We hiked along the ridge for a while passing different communities, one with a bar and pool table, one with the ubiquitous “pork joint”, another with the local primary school, before diving back into a matoke grove to start the descent back to the lake. Here, instead of crossing back with Jimmy I elected to walk the 5 miles along the lakeside to the boat landing and paying for the guesthouse motorised boat to return (surprisingly expensive at USh 30,000). All in all though, it was a cheap (ish) and relaxing day out.
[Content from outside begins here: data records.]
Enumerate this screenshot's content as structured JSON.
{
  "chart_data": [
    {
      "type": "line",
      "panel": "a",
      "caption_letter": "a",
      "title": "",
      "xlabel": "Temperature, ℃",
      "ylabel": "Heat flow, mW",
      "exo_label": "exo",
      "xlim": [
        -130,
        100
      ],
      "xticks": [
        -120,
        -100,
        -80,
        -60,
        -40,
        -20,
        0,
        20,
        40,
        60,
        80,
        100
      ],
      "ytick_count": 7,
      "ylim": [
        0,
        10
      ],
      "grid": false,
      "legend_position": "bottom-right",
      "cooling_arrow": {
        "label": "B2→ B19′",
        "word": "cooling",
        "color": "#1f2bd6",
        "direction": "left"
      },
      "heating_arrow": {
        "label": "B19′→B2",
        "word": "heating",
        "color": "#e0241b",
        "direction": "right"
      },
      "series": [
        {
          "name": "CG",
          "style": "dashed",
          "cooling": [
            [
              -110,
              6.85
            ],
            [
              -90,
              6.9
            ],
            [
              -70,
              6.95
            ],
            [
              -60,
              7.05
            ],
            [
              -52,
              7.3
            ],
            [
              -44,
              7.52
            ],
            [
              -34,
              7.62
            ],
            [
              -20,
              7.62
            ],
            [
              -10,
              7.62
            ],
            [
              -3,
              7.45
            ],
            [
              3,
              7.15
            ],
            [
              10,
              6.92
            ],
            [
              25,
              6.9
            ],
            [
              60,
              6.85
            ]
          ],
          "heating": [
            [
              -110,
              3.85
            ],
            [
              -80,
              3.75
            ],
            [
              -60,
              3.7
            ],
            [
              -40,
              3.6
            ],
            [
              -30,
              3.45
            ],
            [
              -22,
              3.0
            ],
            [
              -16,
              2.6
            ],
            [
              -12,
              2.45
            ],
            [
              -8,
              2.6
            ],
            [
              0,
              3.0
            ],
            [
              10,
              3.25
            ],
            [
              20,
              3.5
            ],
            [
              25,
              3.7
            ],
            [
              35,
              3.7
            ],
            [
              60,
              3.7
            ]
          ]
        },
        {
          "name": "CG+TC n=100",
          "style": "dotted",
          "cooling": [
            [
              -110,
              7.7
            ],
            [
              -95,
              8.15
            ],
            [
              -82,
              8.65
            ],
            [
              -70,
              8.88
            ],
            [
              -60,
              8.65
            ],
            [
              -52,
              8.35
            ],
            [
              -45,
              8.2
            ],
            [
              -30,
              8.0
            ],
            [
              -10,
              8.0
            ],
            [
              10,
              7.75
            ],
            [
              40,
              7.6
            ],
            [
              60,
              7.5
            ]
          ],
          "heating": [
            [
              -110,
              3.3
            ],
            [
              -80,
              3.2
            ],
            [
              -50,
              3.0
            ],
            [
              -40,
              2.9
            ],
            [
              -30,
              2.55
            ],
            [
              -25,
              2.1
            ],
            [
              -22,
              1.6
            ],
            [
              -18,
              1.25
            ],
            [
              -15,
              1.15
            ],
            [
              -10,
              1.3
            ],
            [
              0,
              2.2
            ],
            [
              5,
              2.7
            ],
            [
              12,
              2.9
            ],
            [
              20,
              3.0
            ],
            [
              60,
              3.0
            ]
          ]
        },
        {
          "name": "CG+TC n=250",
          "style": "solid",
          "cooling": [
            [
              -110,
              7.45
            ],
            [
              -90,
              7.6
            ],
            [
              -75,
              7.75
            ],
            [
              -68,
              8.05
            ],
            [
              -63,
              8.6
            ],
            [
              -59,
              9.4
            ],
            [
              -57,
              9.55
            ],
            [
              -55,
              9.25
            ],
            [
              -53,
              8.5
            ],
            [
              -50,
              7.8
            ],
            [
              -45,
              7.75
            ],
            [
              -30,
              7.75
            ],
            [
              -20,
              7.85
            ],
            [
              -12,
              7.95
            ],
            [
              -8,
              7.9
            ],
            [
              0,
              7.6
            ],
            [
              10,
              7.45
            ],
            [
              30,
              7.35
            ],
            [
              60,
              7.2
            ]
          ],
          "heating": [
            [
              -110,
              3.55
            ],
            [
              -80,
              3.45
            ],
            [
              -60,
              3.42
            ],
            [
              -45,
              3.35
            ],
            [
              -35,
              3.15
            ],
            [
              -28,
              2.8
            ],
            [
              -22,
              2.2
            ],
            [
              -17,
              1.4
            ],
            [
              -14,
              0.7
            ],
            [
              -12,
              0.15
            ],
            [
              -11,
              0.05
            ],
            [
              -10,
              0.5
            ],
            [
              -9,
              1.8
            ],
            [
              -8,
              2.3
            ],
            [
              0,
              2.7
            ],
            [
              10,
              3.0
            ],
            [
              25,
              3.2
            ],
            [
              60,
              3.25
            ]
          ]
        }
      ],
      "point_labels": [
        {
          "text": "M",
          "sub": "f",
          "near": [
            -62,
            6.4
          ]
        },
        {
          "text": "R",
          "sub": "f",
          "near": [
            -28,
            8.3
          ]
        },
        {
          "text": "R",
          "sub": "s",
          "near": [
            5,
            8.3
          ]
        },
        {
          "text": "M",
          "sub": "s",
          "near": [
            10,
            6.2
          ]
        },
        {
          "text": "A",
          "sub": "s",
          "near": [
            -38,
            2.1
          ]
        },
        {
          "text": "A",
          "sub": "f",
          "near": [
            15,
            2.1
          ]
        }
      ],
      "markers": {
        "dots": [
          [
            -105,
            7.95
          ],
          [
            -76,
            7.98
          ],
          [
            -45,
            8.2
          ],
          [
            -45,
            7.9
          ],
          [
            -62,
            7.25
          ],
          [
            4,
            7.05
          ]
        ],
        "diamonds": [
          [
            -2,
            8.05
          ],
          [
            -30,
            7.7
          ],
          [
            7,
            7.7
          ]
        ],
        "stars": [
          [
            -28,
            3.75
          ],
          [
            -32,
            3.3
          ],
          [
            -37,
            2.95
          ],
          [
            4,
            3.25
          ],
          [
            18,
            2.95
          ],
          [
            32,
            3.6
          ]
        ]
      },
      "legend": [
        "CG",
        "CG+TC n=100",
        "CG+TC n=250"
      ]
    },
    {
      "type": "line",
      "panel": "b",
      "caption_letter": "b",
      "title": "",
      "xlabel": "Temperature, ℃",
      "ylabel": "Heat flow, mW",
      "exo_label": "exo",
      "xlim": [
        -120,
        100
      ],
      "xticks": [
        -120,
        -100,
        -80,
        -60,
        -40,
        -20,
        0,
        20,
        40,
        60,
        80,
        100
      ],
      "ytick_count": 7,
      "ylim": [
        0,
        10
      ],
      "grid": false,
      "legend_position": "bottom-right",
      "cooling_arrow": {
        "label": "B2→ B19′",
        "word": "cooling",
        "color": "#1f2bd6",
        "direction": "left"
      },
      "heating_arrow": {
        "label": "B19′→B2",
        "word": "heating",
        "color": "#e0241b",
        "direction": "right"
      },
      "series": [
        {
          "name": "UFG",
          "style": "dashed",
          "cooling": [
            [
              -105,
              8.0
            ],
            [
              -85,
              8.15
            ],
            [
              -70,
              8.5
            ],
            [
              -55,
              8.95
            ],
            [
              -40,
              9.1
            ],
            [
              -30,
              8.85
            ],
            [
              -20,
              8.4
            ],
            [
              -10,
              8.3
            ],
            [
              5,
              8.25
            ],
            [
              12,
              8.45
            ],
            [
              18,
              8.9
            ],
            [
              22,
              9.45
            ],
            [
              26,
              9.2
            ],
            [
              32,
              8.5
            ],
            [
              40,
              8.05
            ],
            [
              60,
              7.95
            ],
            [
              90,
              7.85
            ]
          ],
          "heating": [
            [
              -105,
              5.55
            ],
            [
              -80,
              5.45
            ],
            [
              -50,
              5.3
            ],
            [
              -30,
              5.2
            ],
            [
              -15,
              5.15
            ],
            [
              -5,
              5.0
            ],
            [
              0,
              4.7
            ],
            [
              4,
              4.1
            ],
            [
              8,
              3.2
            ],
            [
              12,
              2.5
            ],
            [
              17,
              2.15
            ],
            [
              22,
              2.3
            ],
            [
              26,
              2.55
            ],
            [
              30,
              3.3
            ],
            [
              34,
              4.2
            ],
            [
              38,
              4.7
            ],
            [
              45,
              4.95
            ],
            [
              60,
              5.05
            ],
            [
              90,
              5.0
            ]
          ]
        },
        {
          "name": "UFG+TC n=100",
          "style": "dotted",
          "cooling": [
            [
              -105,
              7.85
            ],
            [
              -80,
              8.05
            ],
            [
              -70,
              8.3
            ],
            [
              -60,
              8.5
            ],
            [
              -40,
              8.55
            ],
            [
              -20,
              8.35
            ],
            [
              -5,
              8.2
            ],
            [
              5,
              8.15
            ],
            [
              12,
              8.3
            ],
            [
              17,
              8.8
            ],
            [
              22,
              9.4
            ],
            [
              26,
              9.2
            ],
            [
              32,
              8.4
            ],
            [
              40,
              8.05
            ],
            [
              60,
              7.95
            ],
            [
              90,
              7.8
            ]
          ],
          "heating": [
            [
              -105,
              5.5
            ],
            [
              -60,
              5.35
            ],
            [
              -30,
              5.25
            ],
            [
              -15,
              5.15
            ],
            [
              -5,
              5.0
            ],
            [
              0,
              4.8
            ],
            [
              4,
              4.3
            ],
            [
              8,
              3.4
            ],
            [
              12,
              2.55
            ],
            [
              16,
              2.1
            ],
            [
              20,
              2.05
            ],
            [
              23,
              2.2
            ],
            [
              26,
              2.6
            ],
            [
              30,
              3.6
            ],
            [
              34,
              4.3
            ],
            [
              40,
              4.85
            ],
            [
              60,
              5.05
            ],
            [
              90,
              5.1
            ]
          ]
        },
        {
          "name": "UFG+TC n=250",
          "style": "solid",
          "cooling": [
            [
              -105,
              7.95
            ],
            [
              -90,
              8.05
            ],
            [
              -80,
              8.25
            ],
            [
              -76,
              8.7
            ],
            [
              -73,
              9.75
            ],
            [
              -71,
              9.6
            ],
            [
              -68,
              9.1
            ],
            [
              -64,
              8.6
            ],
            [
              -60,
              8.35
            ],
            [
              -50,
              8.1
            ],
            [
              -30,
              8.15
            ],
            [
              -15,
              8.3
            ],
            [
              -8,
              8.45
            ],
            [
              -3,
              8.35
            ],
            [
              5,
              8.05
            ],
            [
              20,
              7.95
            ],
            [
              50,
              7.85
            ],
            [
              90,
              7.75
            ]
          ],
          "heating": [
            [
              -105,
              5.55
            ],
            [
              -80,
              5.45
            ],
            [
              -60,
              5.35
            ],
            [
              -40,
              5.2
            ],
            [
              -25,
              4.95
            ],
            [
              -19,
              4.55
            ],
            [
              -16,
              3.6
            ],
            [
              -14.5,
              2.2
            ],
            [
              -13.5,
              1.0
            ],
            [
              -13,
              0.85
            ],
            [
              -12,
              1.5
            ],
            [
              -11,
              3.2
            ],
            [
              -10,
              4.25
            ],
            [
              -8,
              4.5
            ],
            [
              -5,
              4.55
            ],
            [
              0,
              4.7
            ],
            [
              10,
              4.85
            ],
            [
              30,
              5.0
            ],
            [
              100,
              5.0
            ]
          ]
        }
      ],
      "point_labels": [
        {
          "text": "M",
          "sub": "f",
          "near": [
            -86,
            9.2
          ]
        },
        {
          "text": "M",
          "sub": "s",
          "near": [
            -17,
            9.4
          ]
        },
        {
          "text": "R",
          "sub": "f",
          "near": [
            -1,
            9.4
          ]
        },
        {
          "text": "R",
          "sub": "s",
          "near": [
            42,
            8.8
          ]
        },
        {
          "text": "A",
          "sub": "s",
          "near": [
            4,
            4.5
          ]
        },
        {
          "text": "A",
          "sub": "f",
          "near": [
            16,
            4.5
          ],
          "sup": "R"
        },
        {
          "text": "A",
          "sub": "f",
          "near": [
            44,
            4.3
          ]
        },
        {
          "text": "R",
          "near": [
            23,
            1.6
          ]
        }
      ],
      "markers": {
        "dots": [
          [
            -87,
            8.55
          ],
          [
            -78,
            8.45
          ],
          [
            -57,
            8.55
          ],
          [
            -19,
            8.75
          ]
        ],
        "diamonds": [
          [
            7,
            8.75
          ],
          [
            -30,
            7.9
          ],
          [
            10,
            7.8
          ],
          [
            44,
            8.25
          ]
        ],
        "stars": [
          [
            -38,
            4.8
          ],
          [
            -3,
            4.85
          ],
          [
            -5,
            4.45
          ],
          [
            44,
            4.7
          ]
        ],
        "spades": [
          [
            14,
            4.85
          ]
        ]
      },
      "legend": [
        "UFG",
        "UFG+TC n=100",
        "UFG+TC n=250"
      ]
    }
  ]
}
I met a lot of children along the path, hanging out (it’s school holidays at the moment) and all greeted me with hello and how are you? For most this was all they knew, although many also knew “give me money”, usually muttered very quietly after I’d passed. Occasionally one of them would walk alongside me for a few yards, silently but giggling if I looked at them, before saying goodbye and going back the way they came.

The final activity of the day was, of course, a swim in the lovely cool lake water, floating past the reed beds, watching pied kingfishers diving for fish and dragonflies skimming over the surface.

Email Seeds of Hope to make a reservation and let them know what time you want to catch the boat. Find their contact information and more about the work they do helping local communities here.

I was quoted US$15 per night bed and breakfast in the budget accommodation (private room with shared bathroom) but was upgraded for free on arrival to a lovely en-suite thatched roundhouse.

Breakfast is delicious, with a fruit platter, Spanish omelette and toast, fresh fruit juice and flavoursome cafetiere coffee.

Dinner starts from USh 17,000 with choices such as vegetable fried rice, tilapia fish and chips or savoury pancakes. A Nile beer costs USh 5,000.

The bus to Kampala depends on your bargaining skills, but starts at around USh 40,000. A boda to the lake should be around USh 7,000.